Menopause occurs when a woman permanently stops menstruating. The most common age range at which women experience menopause is 48-55 years. If menopause occurs in a woman younger than 40 years, it is considered premature. Menopause is considered late if it occurs in a woman older than 55 years. For most women, menopause is a normal occurrence.
What is perimenopause ?
The hormonal changes associated with menopause actually begin prior to the last menstrual period, during a three year period called perimenopause. During this transition, women may begin to experience menopausal symptoms and may lose bone density, even though they are still menstruating.
Why does menopause occur?
Every baby girl is born with many millions of eggs in her pair of ovaries. These eggs are nurtured by FSH or follicle stimulating hormone. As the age of the girl advances, these eggs reduce in number. Some of them are lost in the process of menstruation and many others die out. When the number of eggs in the ovaries is as low as a few thousands, the capacity of these eggs to function to their best is limited and perhaps even negligible. Moreover they also become resistant to FSH.

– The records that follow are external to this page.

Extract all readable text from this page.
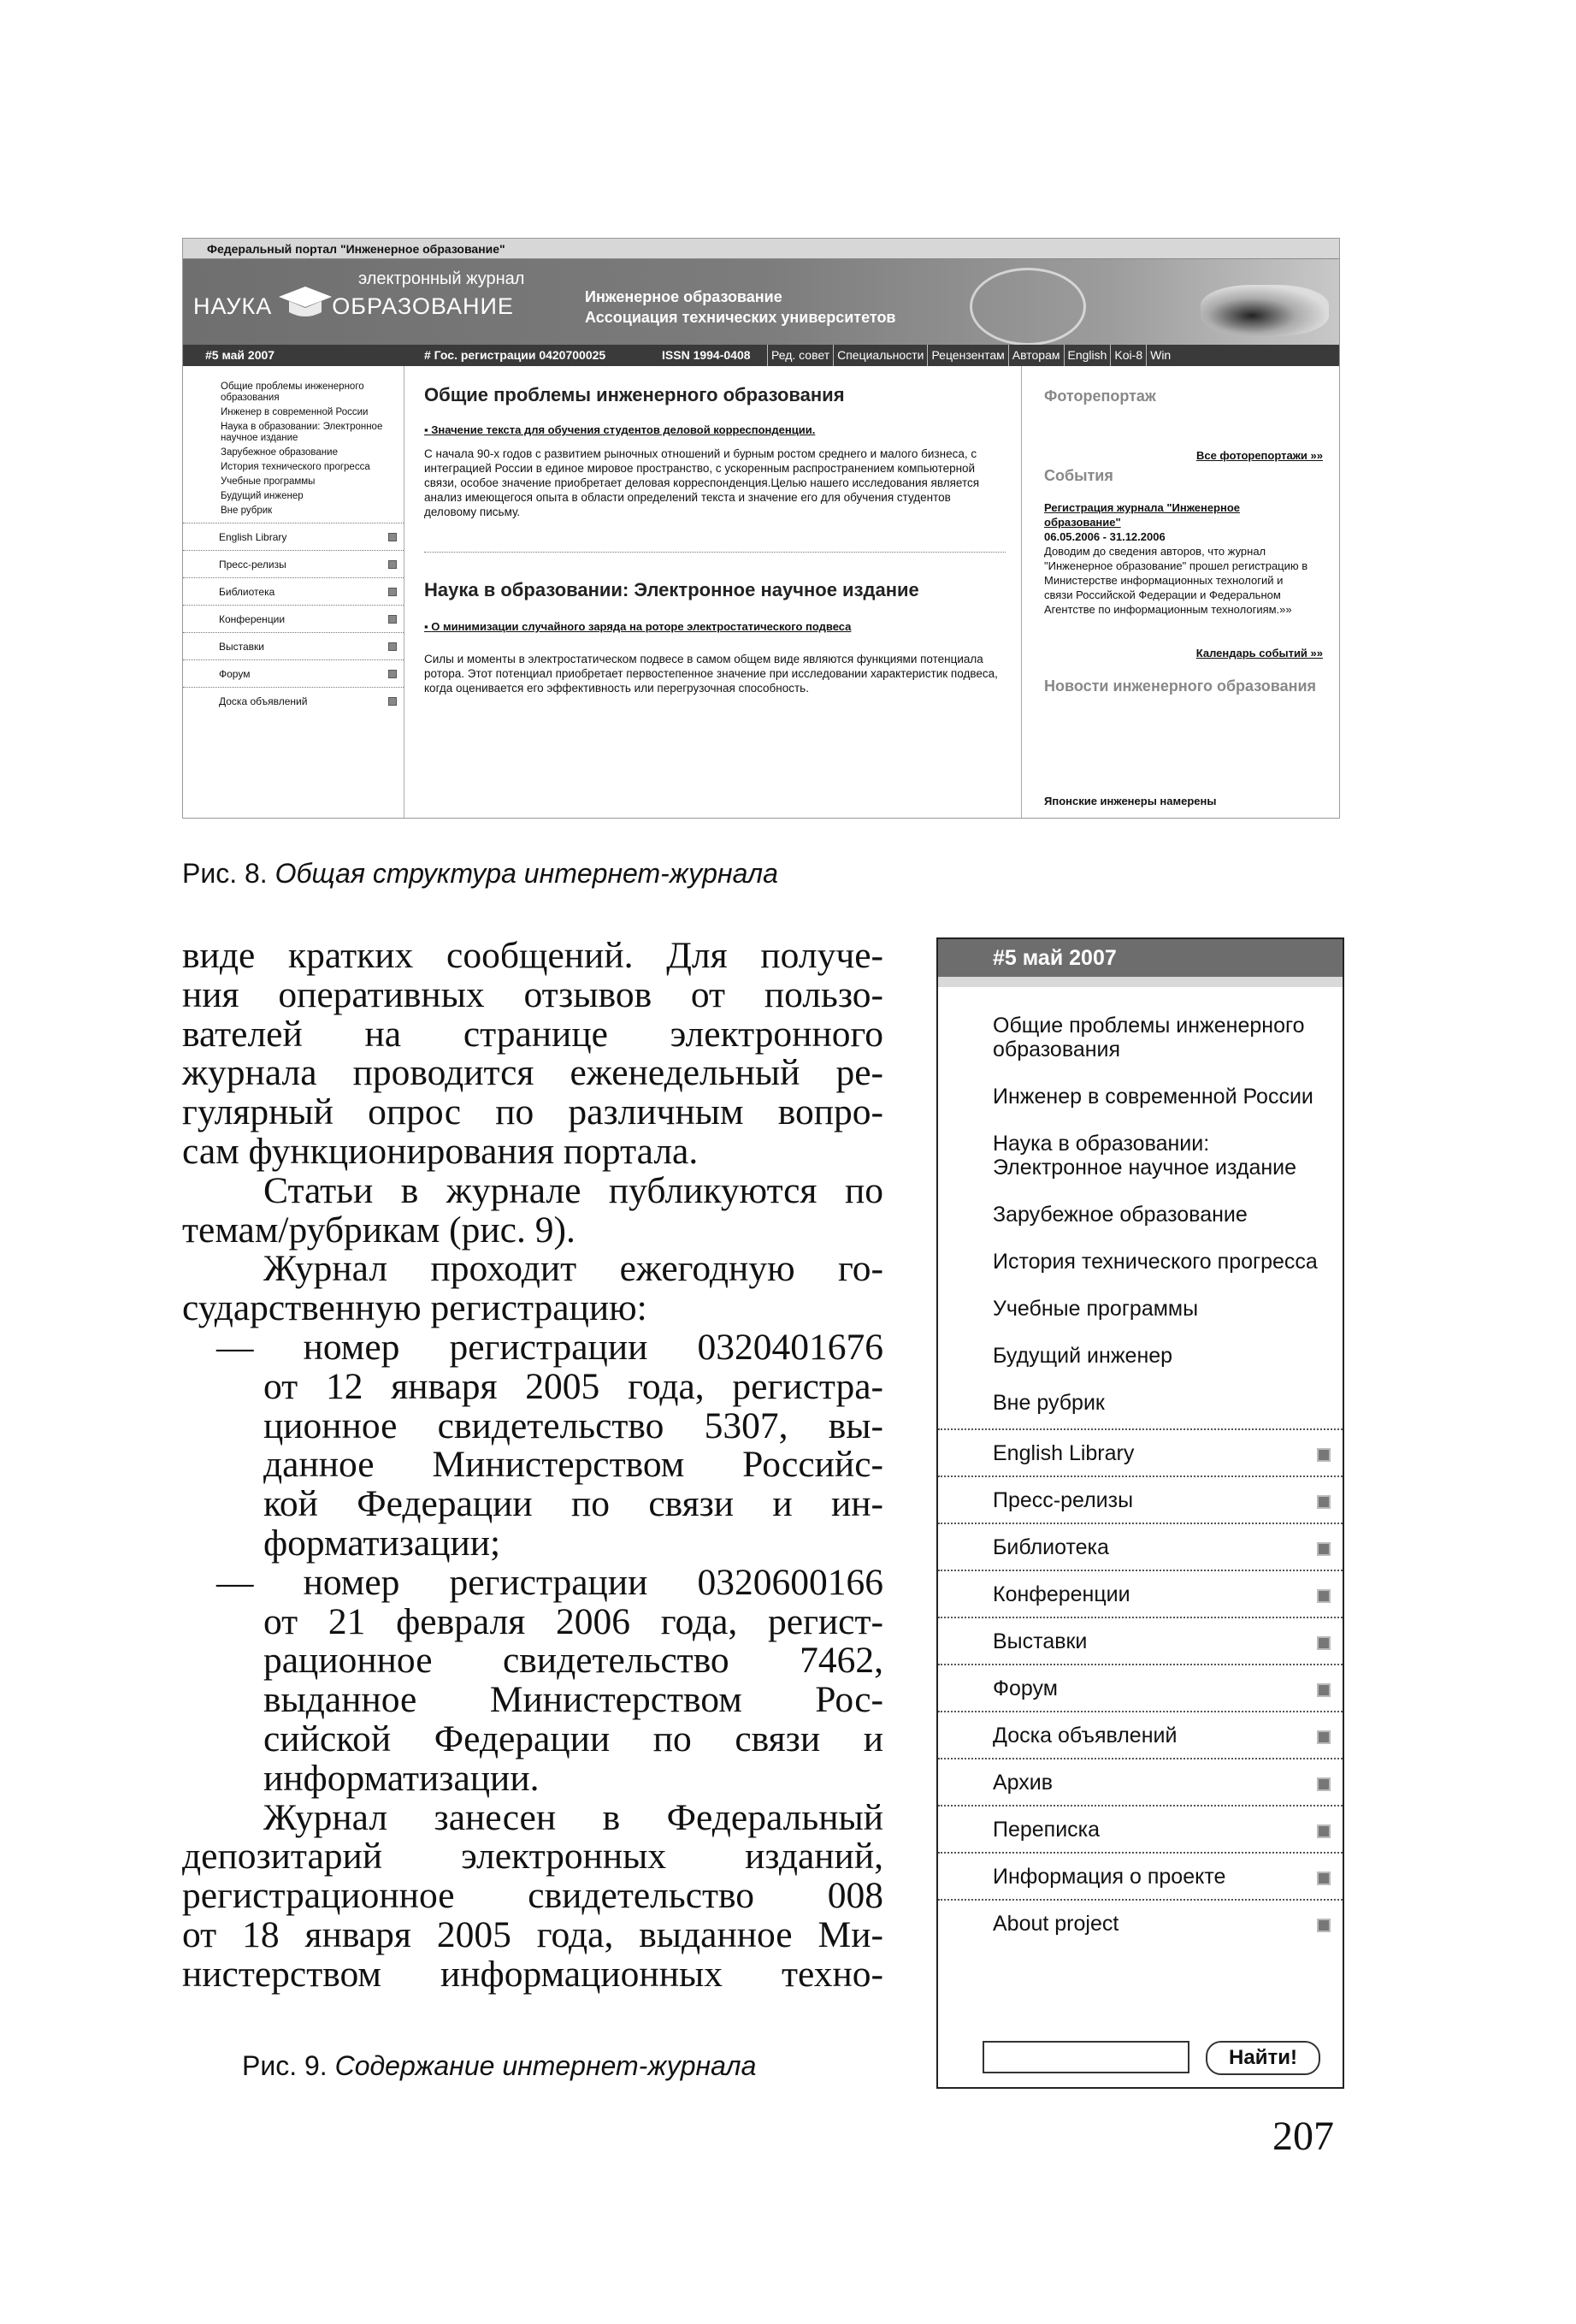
Федеральный портал "Инженерное образование"
электронный журнал
НАУКА	ОБРАЗОВАНИЕ	Инженерное образование
Ассоциация технических университетов
#5 май 2007	# Гос. регистрации 0420700025	ISSN 1994-0408	Ред. совет Специальности Рецензентам Авторам English Koi-8 Win
Общие проблемы инженерного образования
Инженер в современной России
Наука в образовании: Электронное научное издание
Зарубежное образование
История технического прогресса
Учебные программы
Будущий инженер
Вне рубрик
English Library
Пресс-релизы
Библиотека
Конференции
Выставки
Форум
Доска объявлений
Общие проблемы инженерного образования
▪ Значение текста для обучения студентов деловой корреспонденции.

С начала 90-х годов с развитием рыночных отношений и бурным ростом среднего и малого бизнеса, с интеграцией России в единое мировое пространство, с ускоренным распространением компьютерной связи, особое значение приобретает деловая корреспонденция.Целью нашего исследования является анализ имеющегося опыта в области определений текста и значение его для обучения студентов деловому письму.

Наука в образовании: Электронное научное издание
▪ О минимизации случайного заряда на роторе электростатического подвеса

Силы и моменты в электростатическом подвесе в самом общем виде являются функциями потенциала ротора. Этот потенциал приобретает первостепенное значение при исследовании характеристик подвеса, когда оценивается его эффективность или перегрузочная способность.

Фоторепортаж
Все фоторепортажи »»
События
Регистрация журнала "Инженерное образование"
06.05.2006 - 31.12.2006
Доводим до сведения авторов, что журнал "Инженерное образование" прошел регистрацию в Министерстве информационных технологий и связи Российской Федерации и Федеральном Агентстве по информационным технологиям.»»
Календарь событий »»
Новости инженерного образования
Японские инженеры намерены
Рис. 8. Общая структура интернет-журнала
виде кратких сообщений. Для получе-
ния оперативных отзывов от пользо-
вателей на странице электронного
журнала проводится еженедельный ре-
гулярный опрос по различным вопро-
сам функционирования портала.
Статьи в журнале публикуются по
темам/рубрикам (рис. 9).
Журнал проходит ежегодную го-
сударственную регистрацию:
— номер регистрации 0320401676
от 12 января 2005 года, регистра-
ционное свидетельство 5307, вы-
данное Министерством Российс-
кой Федерации по связи и ин-
форматизации;
— номер регистрации 0320600166
от 21 февраля 2006 года, регист-
рационное свидетельство 7462,
выданное Министерством Рос-
сийской Федерации по связи и
информатизации.
Журнал занесен в Федеральный
депозитарий электронных изданий,
регистрационное свидетельство 008
от 18 января 2005 года, выданное Ми-
нистерством информационных техно-
Рис. 9. Содержание интернет-журнала
#5 май 2007
Общие проблемы инженерного образования
Инженер в современной России
Наука в образовании: Электронное научное издание
Зарубежное образование
История технического прогресса
Учебные программы
Будущий инженер
Вне рубрик
English Library
Пресс-релизы
Библиотека
Конференции
Выставки
Форум
Доска объявлений
Архив
Переписка
Информация о проекте
About project
Найти!
207
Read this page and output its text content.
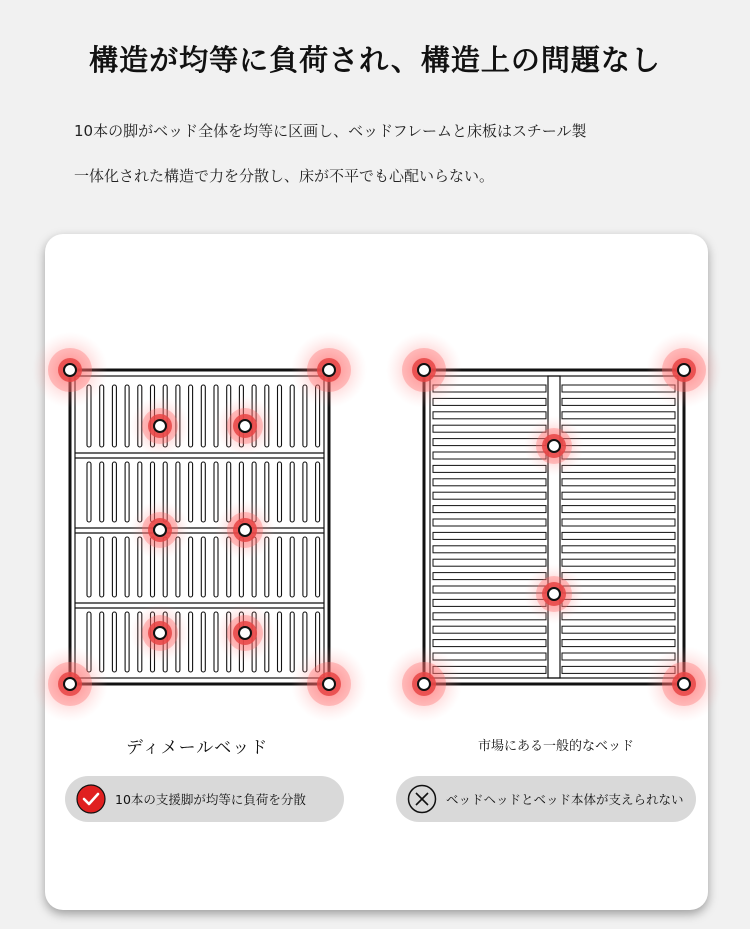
構造が均等に負荷され、構造上の問題なし
10本の脚がベッド全体を均等に区画し、ベッドフレームと床板はスチール製
一体化された構造で力を分散し、床が不平でも心配いらない。
ディメールベッド	市場にある一般的なベッド
10本の支援脚が均等に負荷を分散	ベッドヘッドとベッド本体が支えられない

In addition to the reduction in the number of functional eggs in the ovaries, the production of estrogen and testosterone in the lady’s body is also inhibited. These are reproductive hormones in the human body which result in lady like characters and testosterone is the key to good sex life.
As a result of the above discussed changes, the female body undergoes a number of changes and her reproductive life comes to an end. This is menopause.
Symptoms of menopause
According to some studies, hot flushes occur in as many as 75% of perimenopausal women. The symptoms vary among women. Commonly, the hot flush may begin with a feeling of nausea or a headache, followed by a wave of heat, flushed skin, and palpitations (feeling a strong heartbeat). You may notice an increase in pulse rate and the temperature of your skin rises, which could cause insomnia.
Urinary incontinence :
There is a loss of control on urine release. In some cases, burning sensations while urinating is also experienced.
As oestrogen affects the lining of the vagina, peri-menopausal women might experience painful intercourse and some changes in discharges from the vagina.
Menopause may cause changes in the shape of the breasts.
Thinning of the skin
The moisture and oil content of skin is lost and the skin starts sagging and thinning
Bone loss can happen during the perimenopausal stage, which can cause osteoporosis, a condition that increases the risk of bone fractures. These fractures can be intensely painful and can interfere with daily life. They also can increase the risk of death.
Cholesterol profiles also change significantly at the time of menopause. Total cholesterol and LDL (bad) cholesterol increase. This is associated with an increased risk of heart disease.
A 3-year study of healthy women nearing menopause found an average gain of 5 pounds during the 3 years. Hormonal changes and aging are both possible factors in this weight gain.
Diet in menopause
Postmenopausal women not on estrogen therapy should consume 1,500 mg of calcium daily to prevent loss of bone mineral density. Women on estrogen therapy should consume at least 1,000 mg of calcium daily.
The least expensive way to obtain calcium is through diet. Diet can easily provide 1,000-1,500 mg of calcium daily. All dairy food items, calcium fortifies juices and sea food like fish are rich in calcium.